In recent years, Jean Baptiste Pointe DuSable has been known by many titles. He is called the first non-Native resident of the Chicagoland area, Chicago’s founder and Chicago’s Black “father.”
Most recently, Lakeshore Drive was renamed to commemorate him in 2021, but little is definitively known about his life. He was a man of African and French descent, possibly educated, who first settled in New Orleans before coming to Illinois, according to historical sources like the Field Museum and Lake Forest College professor Courtney Joseph.
The oral traditions surrounding DuSable place his birth on the island of St. Dominque near St. Marc, modern-day Haiti. However, confirmation of this has proved difficult, Joseph said.
“That is, and can be, controversial for folks because his archive is largely lacking,” Joseph said.
Upon finding his way to Chicago, he encountered the local Indigenous nations, spending the majority of his time with the Potawatomi. He would marry one of them, a woman known as Kitihawa, who is also referred to as Catherine by some sources.
From there, he established a trading outpost where he sold furs and possibly other goods.
Charles Bethea, the Chicago History Museum’s director of curatorial affairs, said DuSable’s homestead included “a smokehouse for meats, a barn with livestock, a mill and an area to process and trade furs.” Documents from the museum archive also indicate that he had a bakehouse, a milkhouse, farming equipment and about 114 animals.
He had two children, Suzanne and Jean Baptiste Jr, and would eventually retire to St. Charles, Missouri, where he died. This is where the certainty about his movements ends.

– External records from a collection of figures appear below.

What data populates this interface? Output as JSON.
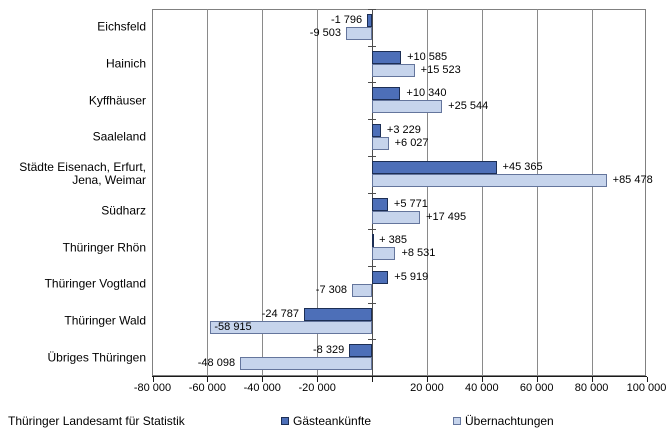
{
  "chart_data": {
    "type": "bar",
    "orientation": "horizontal",
    "categories": [
      "Eichsfeld",
      "Hainich",
      "Kyffhäuser",
      "Saaleland",
      "Städte Eisenach, Erfurt,\nJena, Weimar",
      "Südharz",
      "Thüringer Rhön",
      "Thüringer Vogtland",
      "Thüringer Wald",
      "Übriges Thüringen"
    ],
    "series": [
      {
        "name": "Gästeankünfte",
        "color": "#4d6fb8",
        "border_color": "#1c2e54",
        "values": [
          -1796,
          10585,
          10340,
          3229,
          45365,
          5771,
          385,
          5919,
          -24787,
          -8329
        ],
        "labels": [
          "-1 796",
          "+10 585",
          "+10 340",
          "+3 229",
          "+45 365",
          "+5 771",
          "+ 385",
          "+5 919",
          "-24 787",
          "-8 329"
        ],
        "inside_label_indices": []
      },
      {
        "name": "Übernachtungen",
        "color": "#c6d4ec",
        "border_color": "#64759c",
        "values": [
          -9503,
          15523,
          25544,
          6027,
          85478,
          17495,
          8531,
          -7308,
          -58915,
          -48098
        ],
        "labels": [
          "-9 503",
          "+15 523",
          "+25 544",
          "+6 027",
          "+85 478",
          "+17 495",
          "+8 531",
          "-7 308",
          "-58 915",
          "-48 098"
        ],
        "inside_label_indices": [
          8
        ]
      }
    ],
    "xlim": [
      -80000,
      100000
    ],
    "x_gridline_values": [
      -80000,
      -60000,
      -40000,
      -20000,
      0,
      20000,
      40000,
      60000,
      80000,
      100000
    ],
    "x_ticks": [
      {
        "value": -80000,
        "label": "-80 000"
      },
      {
        "value": -60000,
        "label": "-60 000"
      },
      {
        "value": -40000,
        "label": "-40 000"
      },
      {
        "value": -20000,
        "label": "-20 000"
      },
      {
        "value": 20000,
        "label": "20 000"
      },
      {
        "value": 40000,
        "label": "40 000"
      },
      {
        "value": 60000,
        "label": "60 000"
      },
      {
        "value": 80000,
        "label": "80 000"
      },
      {
        "value": 100000,
        "label": "100 000"
      }
    ],
    "grid": "vertical",
    "legend_position": "bottom"
  },
  "footer": {
    "source": "Thüringer  Landesamt für Statistik"
  },
  "colors": {
    "background": "#ffffff",
    "gridline": "#8a8a8a",
    "zero_axis": "#4d4d4d",
    "plot_border": "#808080",
    "bottom_axis": "#1a1a1a",
    "text": "#000000"
  }
}
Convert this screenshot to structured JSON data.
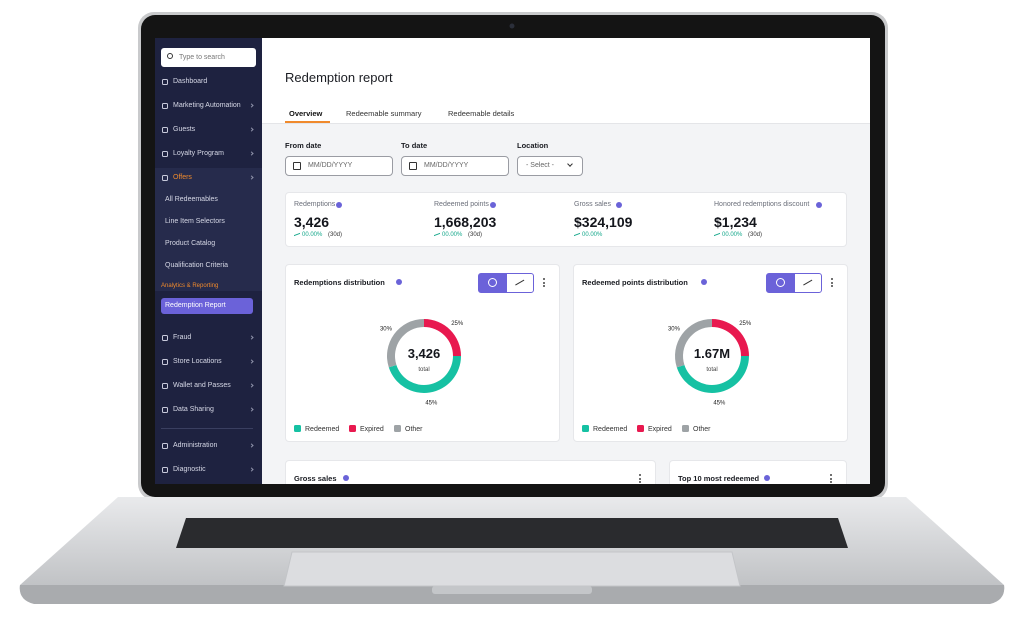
{
  "sidebar": {
    "search_placeholder": "Type to search",
    "items": [
      "Dashboard",
      "Marketing Automation",
      "Guests",
      "Loyalty Program"
    ],
    "active_group": {
      "label": "Offers",
      "children": [
        "All Redeemables",
        "Line Item Selectors",
        "Product Catalog",
        "Qualification Criteria"
      ]
    },
    "section_label": "Analytics & Reporting",
    "active_item": "Redemption Report",
    "more_items": [
      "Fraud",
      "Store Locations",
      "Wallet and Passes",
      "Data Sharing"
    ],
    "footer_items": [
      "Administration",
      "Diagnostic"
    ]
  },
  "header": {
    "title": "Redemption report",
    "tabs": [
      "Overview",
      "Redeemable summary",
      "Redeemable details"
    ]
  },
  "filters": [
    {
      "label": "From date",
      "placeholder": "MM/DD/YYYY"
    },
    {
      "label": "To date",
      "placeholder": "MM/DD/YYYY"
    },
    {
      "label": "Location",
      "placeholder": "- Select -"
    }
  ],
  "kpis": [
    {
      "label": "Redemptions",
      "value": "3,426",
      "change": "00.00%",
      "period": "(30d)"
    },
    {
      "label": "Redeemed points",
      "value": "1,668,203",
      "change": "00.00%",
      "period": "(30d)"
    },
    {
      "label": "Gross sales",
      "value": "$324,109",
      "change": "00.00%"
    },
    {
      "label": "Honored redemptions discount",
      "value": "$1,234",
      "change": "00.00%",
      "period": "(30d)"
    }
  ],
  "cards": [
    {
      "title": "Redemptions distribution",
      "center_value": "3,426",
      "center_label": "total",
      "segments": [
        {
          "name": "Redeemed",
          "value": 45,
          "label": "45%",
          "color": "#16c1a3"
        },
        {
          "name": "Expired",
          "value": 25,
          "label": "25%",
          "color": "#e8194f"
        },
        {
          "name": "Other",
          "value": 30,
          "label": "30%",
          "color": "#9ea3a6"
        }
      ]
    },
    {
      "title": "Redeemed points distribution",
      "center_value": "1.67M",
      "center_label": "total",
      "segments": [
        {
          "name": "Redeemed",
          "value": 45,
          "label": "45%",
          "color": "#16c1a3"
        },
        {
          "name": "Expired",
          "value": 25,
          "label": "25%",
          "color": "#e8194f"
        },
        {
          "name": "Other",
          "value": 30,
          "label": "30%",
          "color": "#9ea3a6"
        }
      ]
    }
  ],
  "bottom_cards": [
    "Gross sales",
    "Top 10 most redeemed"
  ]
}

Every source examined or interviewed for this story says the documentation surrounding him is lacking, and thus, myths and stories have filled in the gaps. For instance, Joseph, at Lake Forest College, and archival sources say that DuSable was either considered or vied for the position of chief among the Potawatomi.

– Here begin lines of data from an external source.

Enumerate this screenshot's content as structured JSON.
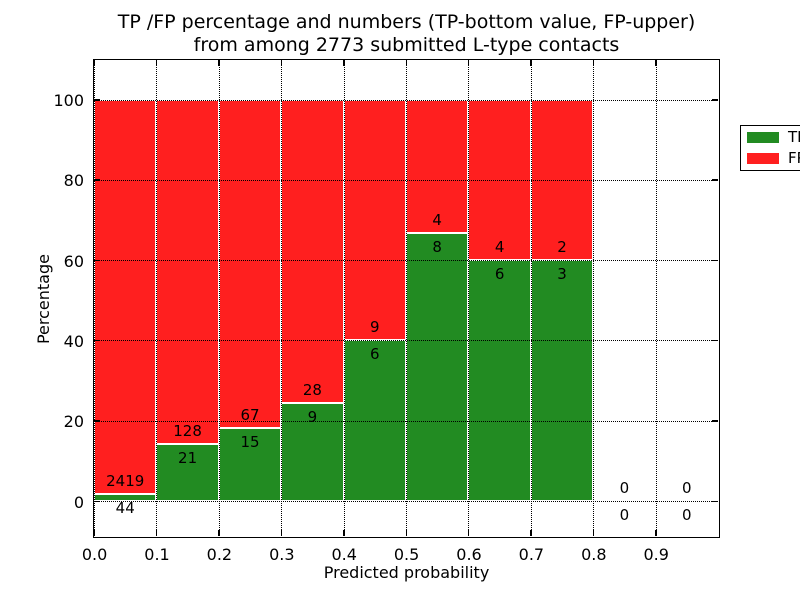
{
  "chart_data": {
    "type": "bar",
    "stacked": true,
    "title_line1": "TP /FP percentage and numbers (TP-bottom value, FP-upper)",
    "title_line2": "from among 2773 submitted L-type contacts",
    "xlabel": "Predicted probability",
    "ylabel": "Percentage",
    "total_contacts": 2773,
    "xlim": [
      0.0,
      1.0
    ],
    "ylim": [
      -10,
      110
    ],
    "xtick_labels": [
      "0.0",
      "0.1",
      "0.2",
      "0.3",
      "0.4",
      "0.5",
      "0.6",
      "0.7",
      "0.8",
      "0.9"
    ],
    "ytick_values": [
      0,
      20,
      40,
      60,
      80,
      100
    ],
    "grid": true,
    "legend_position": "upper right",
    "series": [
      {
        "name": "TP",
        "color": "#228b22"
      },
      {
        "name": "FP",
        "color": "#ff1f1f"
      }
    ],
    "categories": [
      "0.0-0.1",
      "0.1-0.2",
      "0.2-0.3",
      "0.3-0.4",
      "0.4-0.5",
      "0.5-0.6",
      "0.6-0.7",
      "0.7-0.8",
      "0.8-0.9",
      "0.9-1.0"
    ],
    "bins": [
      {
        "range": "0.0-0.1",
        "tp": 44,
        "fp": 2419,
        "bar": true
      },
      {
        "range": "0.1-0.2",
        "tp": 21,
        "fp": 128,
        "bar": true
      },
      {
        "range": "0.2-0.3",
        "tp": 15,
        "fp": 67,
        "bar": true
      },
      {
        "range": "0.3-0.4",
        "tp": 9,
        "fp": 28,
        "bar": true
      },
      {
        "range": "0.4-0.5",
        "tp": 6,
        "fp": 9,
        "bar": true
      },
      {
        "range": "0.5-0.6",
        "tp": 8,
        "fp": 4,
        "bar": true
      },
      {
        "range": "0.6-0.7",
        "tp": 6,
        "fp": 4,
        "bar": true
      },
      {
        "range": "0.7-0.8",
        "tp": 3,
        "fp": 2,
        "bar": true
      },
      {
        "range": "0.8-0.9",
        "tp": 0,
        "fp": 0,
        "bar": false
      },
      {
        "range": "0.9-1.0",
        "tp": 0,
        "fp": 0,
        "bar": false
      }
    ],
    "colors": {
      "tp": "#228b22",
      "fp": "#ff1f1f",
      "grid": "#000000",
      "bar_edge": "#ffffff",
      "axes_edge": "#000000",
      "background": "#ffffff"
    }
  }
}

Other sources, like the late John F. Swenson, a corporate lawyer turned historian, stated that DuSable was not mixed race or educated but was a Louisiana-born slave who later won his freedom. What is agreed upon by everyone, however, is the nature of DuSable’s character.
“So one of my favorite archival things that is known about him is he’s described by a fellow merchant as a good-looking or handsome Negro who was a good host and had an affinity for drink,” Joseph said. “The other way, I would say that we know that he, at least in terms of personality, was personable is because of his ability to work with folks across various cultural and ethnic backgrounds.”
Starla Thompson, a historical scholar and a member of the Potawatomi tribe, further emphasized DuSable’s charisma by outlining his relationship with her people.
According to her, it is unlikely that DuSable established himself without support from the locals, who acted as his trading partners. Additionally, by marrying one of their own, he effectively married his way into the tribe, a strategy numerous Frenchmen had employed before him, according to Thompson.
“This is the time in the historical record that all these sovereigns are vying for power,” Thompson said.
This included the English, Spaniards and Americans, all vying for a stake in a new land. The fact that DuSable and Kitihawa had land in Chicago and a trade center speaks volumes.
“Their ties had to be incredibly strong, and they were multicultural,” Thompson said.
Bethea and the Field Museum also paint DuSable as a man who knew how to transcend cultural boundaries, with Bethea calling him “a critical arbitrator among several groups of people during his lifetime.”
Others say DuSable was so well-liked and important that when the British imprisoned him for suspicion of being an American sympathizer, his wife sent a band of Ojibwe to demand his release. They released DuSable with a British officer reportedly saying he had “many friends who give him a good character,” according to an archived article in the St. Charles Post.
“He turned from POW to a trusted British agent. That tells you this was a pretty remarkable guy,” Swenson, the late historian, told the St. Charles Post in 1996.
Today, DuSable stands as an important figure in Chicago’s Black community, especially among Haitian Americans. According to Joseph, the Haitian community in Chicago was instrumental in remembering DuSable’s story, one she says has fallen victim to historical erasure.
“We know that one of the things that has survived orally is that Indigenous folk in the area say the first ‘white man’ in Chicago was (actually) a Black man …,” Joseph said. “That would have really been troubling and contradictory for early American authors, early American historians — early Americans, period — to claim Chicago was a city that was founded by a Black man.”
Thompson says the same thing has happened to Kitihawa, so she has dedicated a good portion of her career and research to remembering her story. That, in turn, has helped uncover more about DuSable, as one cannot know Kitihawa without knowing him too.
“It wasn’t something that just escaped the historical record,” Thompson said. “We remember everything else.
“Matter of fact, we create false narratives and histories in the United States historical record, but we just conveniently forget this person … It’s a part of the erasure that’s been done over time.”